CipherBlade Blockchain Security Firm Publishes Results Of Alledged Stolen Coinomi Crypto Funds
Maawali reached out to several media outlets with claims that because the cryptocurrency wallet, Coinomi had sent to Google, seed phases for spellchecks, his whole life savings was lost. His aim was to mount pressure on Coinomi into refunding his lost assets.
Warith Al Maawali, a cryptocurrency investor, previously claimed to have lost is entire life savings, between $60,000 and $70,000 on Coinomi a popular Android crypto wallet. He claimed that certain vulnerabilities on Coinomi caused the loss of his assets as the private key of his wallet was compromised.
However, after thorough investigation and research it is doubtful that Maawali’s funds were lost through any fault of the cryptocurrency wallet, Coinomi. It in fact, seems more likely that no funds were lost at all or his private key was compromised in some other way.
Coinomi, on the other hand, believes that Maawali was simply trying to extort the company.
On the seed phrase spell-check, Coinomi stated:
“The spell-check requests that were sent over to Google API were not processed, cached or stored and the requests themselves returned an error (code: 400) as they were flagged as “Bad Request” and weren’t processed further by Google”
CipherBlade, a blockchain security company after thorough investigation on the case, stated:
“Upon review of the publicly available facts, it quickly became apparent to the CipherBlade team that Al Maawali’s conduct is grossly inappropriate to the situation. We receive multiple messages on a daily basis from people seeking help regarding scams or hacks, and so we understand very well that victims can be emotional and even irrational — in the worst case yet, we’ve been forced to prevent a fraud victim from attempting to murder a suspect. And indeed, even well-composed individuals are often at a loss as to what the proper course of action is when they become the victims of such crimes. Nevertheless, given the public nature of the present incident, it is worthwhile using it as a case study.”

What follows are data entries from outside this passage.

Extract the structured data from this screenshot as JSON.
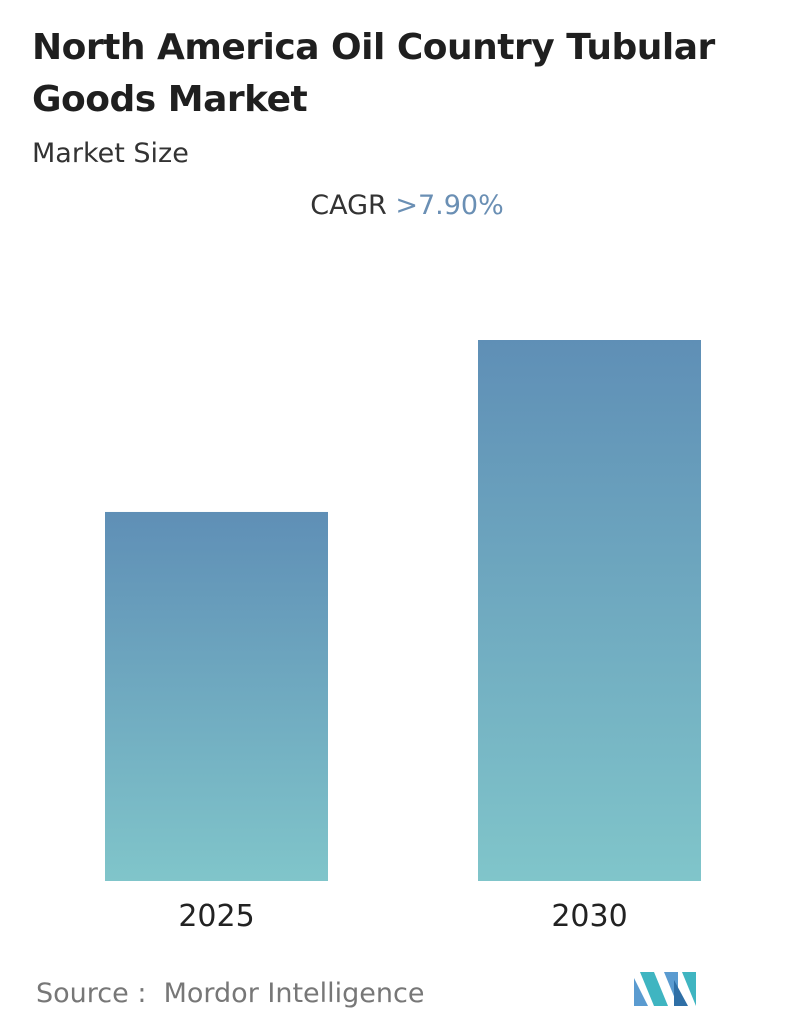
{
  "chart_data": {
    "type": "bar",
    "title": "North America Oil Country Tubular Goods Market",
    "subtitle": "Market Size",
    "cagr_label": "CAGR",
    "cagr_value": ">7.90%",
    "categories": [
      "2025",
      "2030"
    ],
    "values": [
      100,
      146.6
    ],
    "color_top": "#5f8fb6",
    "color_bottom": "#80c5ca",
    "source_label": "Source :",
    "source": "Mordor Intelligence"
  }
}
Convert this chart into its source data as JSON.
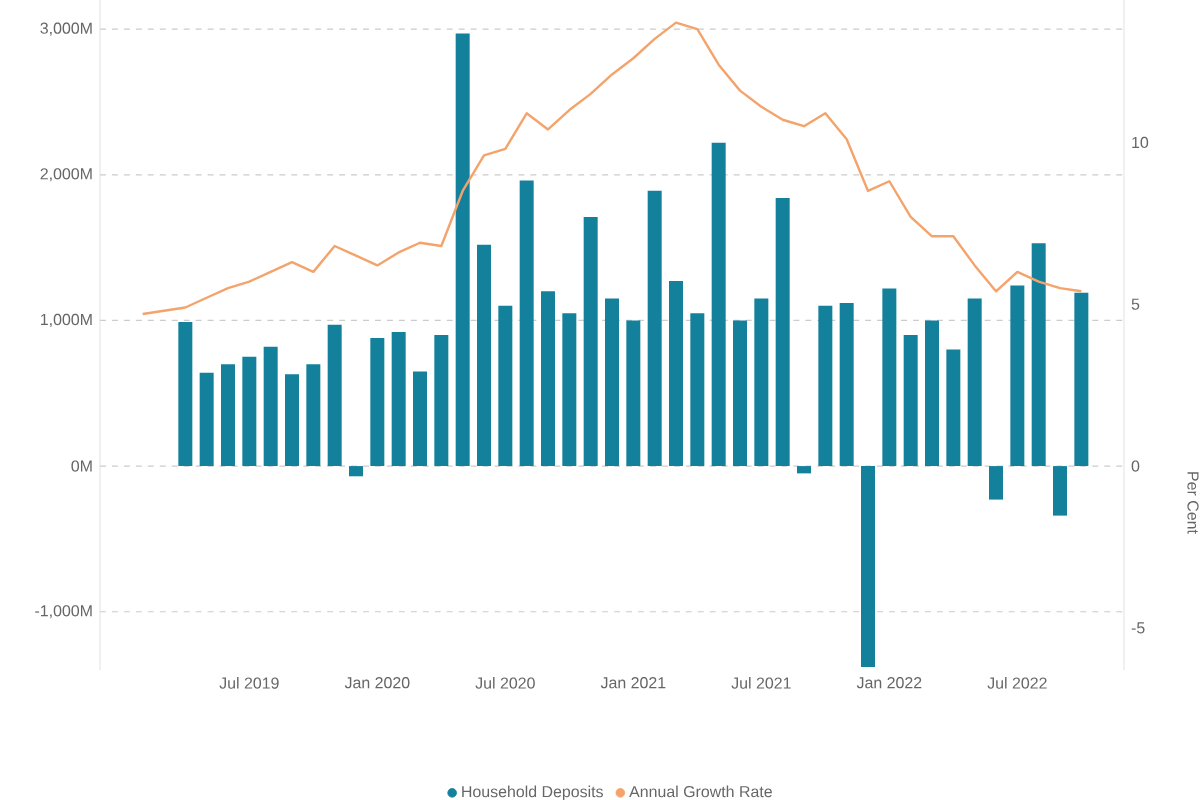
{
  "chart_data": {
    "type": "bar",
    "y2label": "Per Cent",
    "xlim": [
      "2018-12",
      "2022-12"
    ],
    "xticks": [
      {
        "value": "2019-07",
        "label": "Jul 2019"
      },
      {
        "value": "2020-01",
        "label": "Jan 2020"
      },
      {
        "value": "2020-07",
        "label": "Jul 2020"
      },
      {
        "value": "2021-01",
        "label": "Jan 2021"
      },
      {
        "value": "2021-07",
        "label": "Jul 2021"
      },
      {
        "value": "2022-01",
        "label": "Jan 2022"
      },
      {
        "value": "2022-07",
        "label": "Jul 2022"
      }
    ],
    "ylim": [
      -1400,
      3200
    ],
    "yticks": [
      {
        "value": -1000,
        "label": "-1,000M"
      },
      {
        "value": 0,
        "label": "0M"
      },
      {
        "value": 1000,
        "label": "1,000M"
      },
      {
        "value": 2000,
        "label": "2,000M"
      },
      {
        "value": 3000,
        "label": "3,000M"
      }
    ],
    "y2lim": [
      -6.3,
      14.4
    ],
    "y2ticks": [
      -5,
      0,
      5,
      10
    ],
    "grid": "y",
    "legend": "bottom",
    "series": [
      {
        "name": "Household Deposits",
        "color": "#13809c",
        "x": [
          "2019-04",
          "2019-05",
          "2019-06",
          "2019-07",
          "2019-08",
          "2019-09",
          "2019-10",
          "2019-11",
          "2019-12",
          "2020-01",
          "2020-02",
          "2020-03",
          "2020-04",
          "2020-05",
          "2020-06",
          "2020-07",
          "2020-08",
          "2020-09",
          "2020-10",
          "2020-11",
          "2020-12",
          "2021-01",
          "2021-02",
          "2021-03",
          "2021-04",
          "2021-05",
          "2021-06",
          "2021-07",
          "2021-08",
          "2021-09",
          "2021-10",
          "2021-11",
          "2021-12",
          "2022-01",
          "2022-02",
          "2022-03",
          "2022-04",
          "2022-05",
          "2022-06",
          "2022-07",
          "2022-08",
          "2022-09",
          "2022-10"
        ],
        "values": [
          990,
          640,
          700,
          750,
          820,
          630,
          700,
          970,
          -70,
          880,
          920,
          650,
          900,
          2970,
          1520,
          1100,
          1960,
          1200,
          1050,
          1710,
          1150,
          1000,
          1890,
          1270,
          1050,
          2220,
          1000,
          1150,
          1840,
          -50,
          1100,
          1120,
          -1380,
          1220,
          900,
          1000,
          800,
          1150,
          -230,
          1240,
          1530,
          -340,
          1190
        ]
      },
      {
        "name": "Annual Growth Rate",
        "type": "line",
        "axis": "y2",
        "color": "#f4a36b",
        "x": [
          "2019-02",
          "2019-03",
          "2019-04",
          "2019-05",
          "2019-06",
          "2019-07",
          "2019-08",
          "2019-09",
          "2019-10",
          "2019-11",
          "2019-12",
          "2020-01",
          "2020-02",
          "2020-03",
          "2020-04",
          "2020-05",
          "2020-06",
          "2020-07",
          "2020-08",
          "2020-09",
          "2020-10",
          "2020-11",
          "2020-12",
          "2021-01",
          "2021-02",
          "2021-03",
          "2021-04",
          "2021-05",
          "2021-06",
          "2021-07",
          "2021-08",
          "2021-09",
          "2021-10",
          "2021-11",
          "2021-12",
          "2022-01",
          "2022-02",
          "2022-03",
          "2022-04",
          "2022-05",
          "2022-06",
          "2022-07",
          "2022-08",
          "2022-09",
          "2022-10"
        ],
        "values": [
          4.7,
          4.8,
          4.9,
          5.2,
          5.5,
          5.7,
          6.0,
          6.3,
          6.0,
          6.8,
          6.5,
          6.2,
          6.6,
          6.9,
          6.8,
          8.5,
          9.6,
          9.8,
          10.9,
          10.4,
          11.0,
          11.5,
          12.1,
          12.6,
          13.2,
          13.7,
          13.5,
          12.4,
          11.6,
          11.1,
          10.7,
          10.5,
          10.9,
          10.1,
          8.5,
          8.8,
          7.7,
          7.1,
          7.1,
          6.2,
          5.4,
          6.0,
          5.7,
          5.5,
          5.4
        ]
      }
    ]
  }
}
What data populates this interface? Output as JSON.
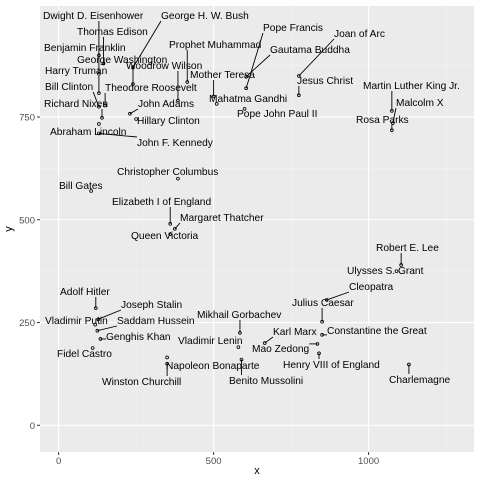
{
  "chart_data": {
    "type": "scatter",
    "title": "",
    "xlabel": "x",
    "ylabel": "y",
    "xlim": [
      -60,
      1340
    ],
    "ylim": [
      -65,
      1020
    ],
    "x_ticks": [
      0,
      500,
      1000
    ],
    "y_ticks": [
      0,
      250,
      500,
      750
    ],
    "grid": true,
    "legend": "none",
    "points": [
      {
        "label": "Dwight D. Eisenhower",
        "x": 130,
        "y": 900
      },
      {
        "label": "George H. W. Bush",
        "x": 240,
        "y": 870
      },
      {
        "label": "Thomas Edison",
        "x": 145,
        "y": 880
      },
      {
        "label": "Benjamin Franklin",
        "x": 130,
        "y": 855
      },
      {
        "label": "George Washington",
        "x": 240,
        "y": 830
      },
      {
        "label": "Harry Truman",
        "x": 130,
        "y": 808
      },
      {
        "label": "Woodrow Wilson",
        "x": 385,
        "y": 790
      },
      {
        "label": "Theodore Roosevelt",
        "x": 150,
        "y": 778
      },
      {
        "label": "Bill Clinton",
        "x": 130,
        "y": 775
      },
      {
        "label": "Richard Nixen",
        "x": 140,
        "y": 748
      },
      {
        "label": "John Adams",
        "x": 230,
        "y": 758
      },
      {
        "label": "Hillary Clinton",
        "x": 250,
        "y": 745
      },
      {
        "label": "Abraham Lincoln",
        "x": 130,
        "y": 733
      },
      {
        "label": "John F. Kennedy",
        "x": 130,
        "y": 710
      },
      {
        "label": "Prophet Muhammad",
        "x": 415,
        "y": 835
      },
      {
        "label": "Pope Francis",
        "x": 605,
        "y": 820
      },
      {
        "label": "Joan of Arc",
        "x": 775,
        "y": 850
      },
      {
        "label": "Gautama Buddha",
        "x": 605,
        "y": 848
      },
      {
        "label": "Mother Teresa",
        "x": 500,
        "y": 800
      },
      {
        "label": "Jesus Christ",
        "x": 775,
        "y": 803
      },
      {
        "label": "Mahatma Gandhi",
        "x": 510,
        "y": 782
      },
      {
        "label": "Pope John Paul II",
        "x": 600,
        "y": 770
      },
      {
        "label": "Martin Luther King Jr.",
        "x": 1075,
        "y": 765
      },
      {
        "label": "Malcolm X",
        "x": 1078,
        "y": 735
      },
      {
        "label": "Rosa Parks",
        "x": 1075,
        "y": 718
      },
      {
        "label": "Christopher Columbus",
        "x": 385,
        "y": 600
      },
      {
        "label": "Bill Gates",
        "x": 105,
        "y": 570
      },
      {
        "label": "Elizabeth I of England",
        "x": 360,
        "y": 490
      },
      {
        "label": "Margaret Thatcher",
        "x": 375,
        "y": 478
      },
      {
        "label": "Queen Victoria",
        "x": 360,
        "y": 465
      },
      {
        "label": "Robert E. Lee",
        "x": 1105,
        "y": 390
      },
      {
        "label": "Ulysses S. Grant",
        "x": 1090,
        "y": 375
      },
      {
        "label": "Cleopatra",
        "x": 865,
        "y": 305
      },
      {
        "label": "Julius Caesar",
        "x": 850,
        "y": 252
      },
      {
        "label": "Constantine the Great",
        "x": 850,
        "y": 220
      },
      {
        "label": "Karl Marx",
        "x": 665,
        "y": 200
      },
      {
        "label": "Mikhail Gorbachev",
        "x": 585,
        "y": 225
      },
      {
        "label": "Vladimir Lenin",
        "x": 580,
        "y": 190
      },
      {
        "label": "Mao Zedong",
        "x": 835,
        "y": 198
      },
      {
        "label": "Henry VIII of England",
        "x": 840,
        "y": 175
      },
      {
        "label": "Charlemagne",
        "x": 1130,
        "y": 148
      },
      {
        "label": "Benito Mussolini",
        "x": 590,
        "y": 160
      },
      {
        "label": "Adolf Hitler",
        "x": 120,
        "y": 285
      },
      {
        "label": "Joseph Stalin",
        "x": 128,
        "y": 258
      },
      {
        "label": "Vladimir Putin",
        "x": 118,
        "y": 245
      },
      {
        "label": "Saddam Hussein",
        "x": 125,
        "y": 230
      },
      {
        "label": "Genghis Khan",
        "x": 135,
        "y": 210
      },
      {
        "label": "Fidel Castro",
        "x": 110,
        "y": 188
      },
      {
        "label": "Napoleon Bonaparte",
        "x": 350,
        "y": 165
      },
      {
        "label": "Winston Churchill",
        "x": 350,
        "y": 150
      }
    ]
  }
}
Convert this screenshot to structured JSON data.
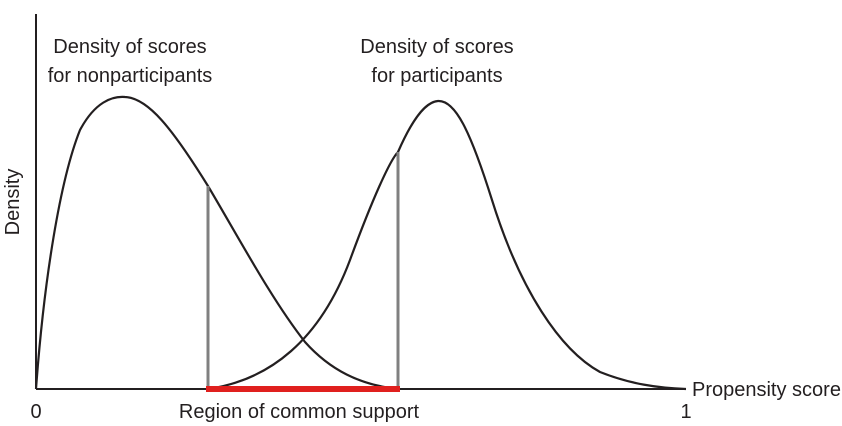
{
  "diagram": {
    "y_axis_label": "Density",
    "x_axis_label": "Propensity score",
    "x_tick_start": "0",
    "x_tick_end": "1",
    "region_label": "Region of common support",
    "nonparticipants_label": {
      "line1": "Density of scores",
      "line2": "for nonparticipants"
    },
    "participants_label": {
      "line1": "Density of scores",
      "line2": "for participants"
    }
  },
  "colors": {
    "curves": "#231f20",
    "boundary_lines": "#808080",
    "common_support": "#e0201e"
  }
}
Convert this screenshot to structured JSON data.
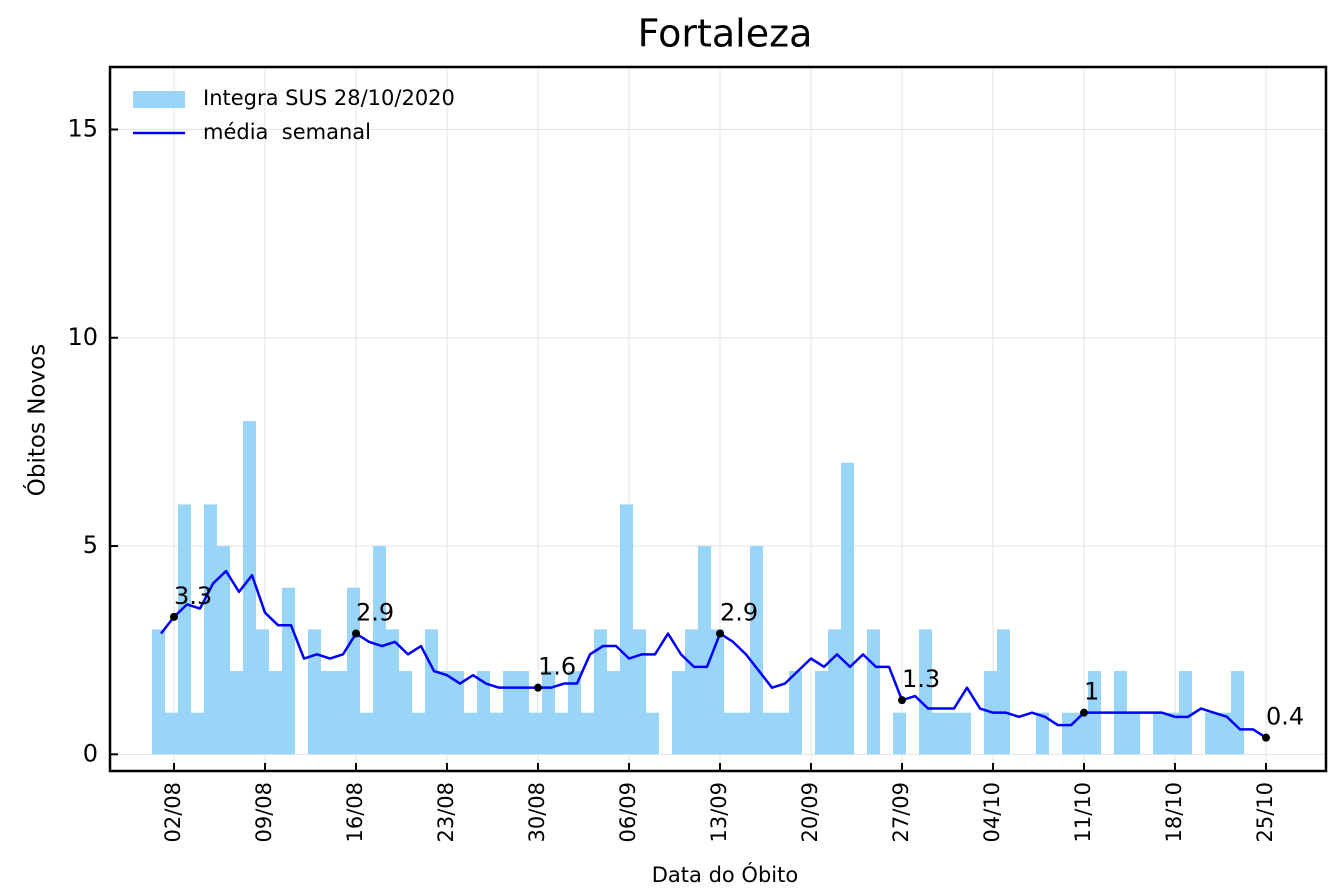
{
  "chart_data": {
    "type": "bar",
    "title": "Fortaleza",
    "xlabel": "Data do Óbito",
    "ylabel": "Óbitos Novos",
    "categories": [
      "01/08",
      "02/08",
      "03/08",
      "04/08",
      "05/08",
      "06/08",
      "07/08",
      "08/08",
      "09/08",
      "10/08",
      "11/08",
      "12/08",
      "13/08",
      "14/08",
      "15/08",
      "16/08",
      "17/08",
      "18/08",
      "19/08",
      "20/08",
      "21/08",
      "22/08",
      "23/08",
      "24/08",
      "25/08",
      "26/08",
      "27/08",
      "28/08",
      "29/08",
      "30/08",
      "31/08",
      "01/09",
      "02/09",
      "03/09",
      "04/09",
      "05/09",
      "06/09",
      "07/09",
      "08/09",
      "09/09",
      "10/09",
      "11/09",
      "12/09",
      "13/09",
      "14/09",
      "15/09",
      "16/09",
      "17/09",
      "18/09",
      "19/09",
      "20/09",
      "21/09",
      "22/09",
      "23/09",
      "24/09",
      "25/09",
      "26/09",
      "27/09",
      "28/09",
      "29/09",
      "30/09",
      "01/10",
      "02/10",
      "03/10",
      "04/10",
      "05/10",
      "06/10",
      "07/10",
      "08/10",
      "09/10",
      "10/10",
      "11/10",
      "12/10",
      "13/10",
      "14/10",
      "15/10",
      "16/10",
      "17/10",
      "18/10",
      "19/10",
      "20/10",
      "21/10",
      "22/10",
      "23/10",
      "24/10",
      "25/10"
    ],
    "series": [
      {
        "name": "Integra SUS 28/10/2020",
        "type": "bar",
        "color": "#99d5f9",
        "values": [
          3,
          1,
          6,
          1,
          6,
          5,
          2,
          8,
          3,
          2,
          4,
          0,
          3,
          2,
          2,
          4,
          1,
          5,
          3,
          2,
          1,
          3,
          2,
          2,
          1,
          2,
          1,
          2,
          2,
          1,
          2,
          1,
          2,
          1,
          3,
          2,
          6,
          3,
          1,
          0,
          2,
          3,
          5,
          3,
          1,
          1,
          5,
          1,
          1,
          2,
          0,
          2,
          3,
          7,
          0,
          3,
          0,
          1,
          0,
          3,
          1,
          1,
          1,
          0,
          2,
          3,
          0,
          0,
          1,
          0,
          1,
          1,
          2,
          0,
          2,
          1,
          0,
          1,
          1,
          2,
          0,
          1,
          1,
          2,
          0,
          0
        ]
      },
      {
        "name": "média  semanal",
        "type": "line",
        "color": "#0000ff",
        "values": [
          2.9,
          3.3,
          3.6,
          3.5,
          4.1,
          4.4,
          3.9,
          4.3,
          3.4,
          3.1,
          3.1,
          2.3,
          2.4,
          2.3,
          2.4,
          2.9,
          2.7,
          2.6,
          2.7,
          2.4,
          2.6,
          2.0,
          1.9,
          1.7,
          1.9,
          1.7,
          1.6,
          1.6,
          1.6,
          1.6,
          1.6,
          1.7,
          1.7,
          2.4,
          2.6,
          2.6,
          2.3,
          2.4,
          2.4,
          2.9,
          2.4,
          2.1,
          2.1,
          2.9,
          2.7,
          2.4,
          2.0,
          1.6,
          1.7,
          2.0,
          2.3,
          2.1,
          2.4,
          2.1,
          2.4,
          2.1,
          2.1,
          1.3,
          1.4,
          1.1,
          1.1,
          1.1,
          1.6,
          1.1,
          1.0,
          1.0,
          0.9,
          1.0,
          0.9,
          0.7,
          0.7,
          1.0,
          1.0,
          1.0,
          1.0,
          1.0,
          1.0,
          1.0,
          0.9,
          0.9,
          1.1,
          1.0,
          0.9,
          0.6,
          0.6,
          0.4
        ]
      }
    ],
    "annotations": [
      {
        "x": "02/08",
        "value": 3.3
      },
      {
        "x": "16/08",
        "value": 2.9
      },
      {
        "x": "30/08",
        "value": 1.6
      },
      {
        "x": "13/09",
        "value": 2.9
      },
      {
        "x": "27/09",
        "value": 1.3
      },
      {
        "x": "11/10",
        "value": 1.0
      },
      {
        "x": "25/10",
        "value": 0.4
      }
    ],
    "xticks": [
      "02/08",
      "09/08",
      "16/08",
      "23/08",
      "30/08",
      "06/09",
      "13/09",
      "20/09",
      "27/09",
      "04/10",
      "11/10",
      "18/10",
      "25/10"
    ],
    "ylim": [
      -0.4,
      16.5
    ],
    "yticks": [
      0,
      5,
      10,
      15
    ],
    "grid": true,
    "legend": "upper left"
  }
}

Possibility Of Seed Phase Storage Attack
According to the CipherBlade results, if an attack actually took place which is still questionable, this would have happened via the storage of the seed phase itself.
“For one thing, it is not clear how the seed phrase was stored and whether any other person might have had access to it in either electronic or physical form. For another, it is particularly noteworthy that Maawali states that he copy-pasted the seed phrase into the Coinomi application. Malware that monitors a computer’s clipboard for contents that have the format of private keys or seed phrases are a well-known threat to cryptocurrency users, and while Al Maawali emphasizes that none of his other wallets were compromised, he may not have recently pasted their seed phrases or private keys anywhere.”
Crypto researchers believe that Warith Al Maawali’s attempt to pressure Coinomi into refunding $70,000, was “Inappropriate” and he would have stood a better chance if only he followed the due process with law enforcement and exchanges, which would lead to a proper investigation into the said lost assets.
The assets are still being moved, although the majority of the funds are gone by now. Only 1.7 ETH is remaining from the initial over 35 ETH that was stolen. Ether is just one of a variety of cryptocurrencies stored on Coinomi.
Too Late For Recovery Now
The research found out they Binance was one of the platforms used to wash this asset via intermediary services.
However, if it is accepted that Maawali’s funds were truly stolen, it will be close to impossible to recover said funds directly.
It's important to note that for future cases like this, it's advisable to follow a more prudent approach in reporting them, with firms like CipherBlade, which will yield better outcomes.